I made one resolution last year that, to my surprise, I eventually kept. And by "eventually", I do not mean I ever kept it in a thunderclap kind of way. On the contrary, it took many months and contradictions for that resolution to sink in, to any significant extent. But now that it has, I'm not sure I like it. I'll not go into what it was, but just the same, I suppose I'll be careful about what I resolve now.
2011 was an interesting year for me. I despise the term "self-discovery", but that's what it was, more or less. I find that I've changed completely and still haven't changed at all. There were a lot of influential moments, gloomy ones and glorious ones. Some years are like series of adventures, others are like series of doldrums and highlights. For me, 2011 was the latter. It felt like The Old Man and the Sea--rolling and drifting through the sea, and then all of a sudden, a marlin-fish charges head-first into the sky, and you're sitting in the rowboat, shaking and grinning and maybe crying, holding onto the fishing line which is knifing into your hands until they bleed.

© Nik Wilets
I always liked that movie. Sometimes the world is like that.
As a child, I was always scared by the marlin. But that's why I watched it. It was hard to feel sympathetic towards the old man, Santiago, until he first saw and caught his fish. Then I was there, helping him reel it in, fighting off the sharks, and regretting its loss.

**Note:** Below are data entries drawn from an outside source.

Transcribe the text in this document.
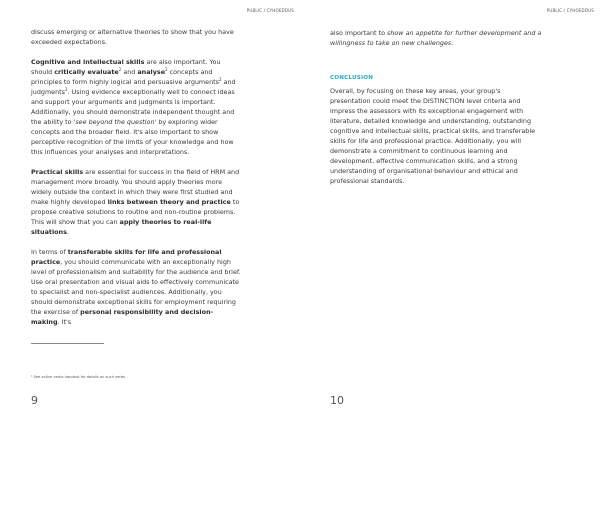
PUBLIC / CYHOEDDUS

discuss emerging or alternative theories to show that you have exceeded expectations.

Cognitive and intellectual skills are also important. You should critically evaluate$^2$ and analyse$^2$ concepts and principles to form highly logical and persuasive arguments$^2$ and judgments$^2$. Using evidence exceptionally well to connect ideas and support your arguments and judgments is important. Additionally, you should demonstrate independent thought and the ability to 'see beyond the question' by exploring wider concepts and the broader field. It's also important to show perceptive recognition of the limits of your knowledge and how this influences your analyses and interpretations.

Practical skills are essential for success in the field of HRM and management more broadly. You should apply theories more widely outside the context in which they were first studied and make highly developed links between theory and practice to propose creative solutions to routine and non-routine problems. This will show that you can apply theories to real-life situations.

In terms of transferable skills for life and professional practice, you should communicate with an exceptionally high level of professionalism and suitability for the audience and brief. Use oral presentation and visual aids to effectively communicate to specialist and non-specialist audiences. Additionally, you should demonstrate exceptional skills for employment requiring the exercise of personal responsibility and decision-making. It's

² See active verbs handout for details on such verbs
9
PUBLIC / CYHOEDDUS

also important to show an appetite for further development and a willingness to take on new challenges.

CONCLUSION

Overall, by focusing on these key areas, your group's presentation could meet the DISTINCTION level criteria and impress the assessors with its exceptional engagement with literature, detailed knowledge and understanding, outstanding cognitive and intellectual skills, practical skills, and transferable skills for life and professional practice. Additionally, you will demonstrate a commitment to continuous learning and development, effective communication skills, and a strong understanding of organisational behaviour and ethical and professional standards.

10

That's the brilliance of the story, really. Santiago's best and worst moments of his life are when he catches the marlin. And the marlin doesn't stand for life's milestones, necessarily, at least not in the typical sense. I think the marlin stands for those truly life-changing moments that only each individual knows about, times when we're alone at sea, with our human frailty, human nature, and God. Sometimes those are joyful moments, sometimes miserable ones, and sometimes a little of both.
That they affect us emotionally is understood, but the question is, how do they affect our character? And that is why I'd repeat what I said before--I'm glad I don't have to decide the future or worry about what happens in 2012. I wouldn't want to face the marlin of 2012, but there are times when you have to in order to learn anything. Even things about yourself.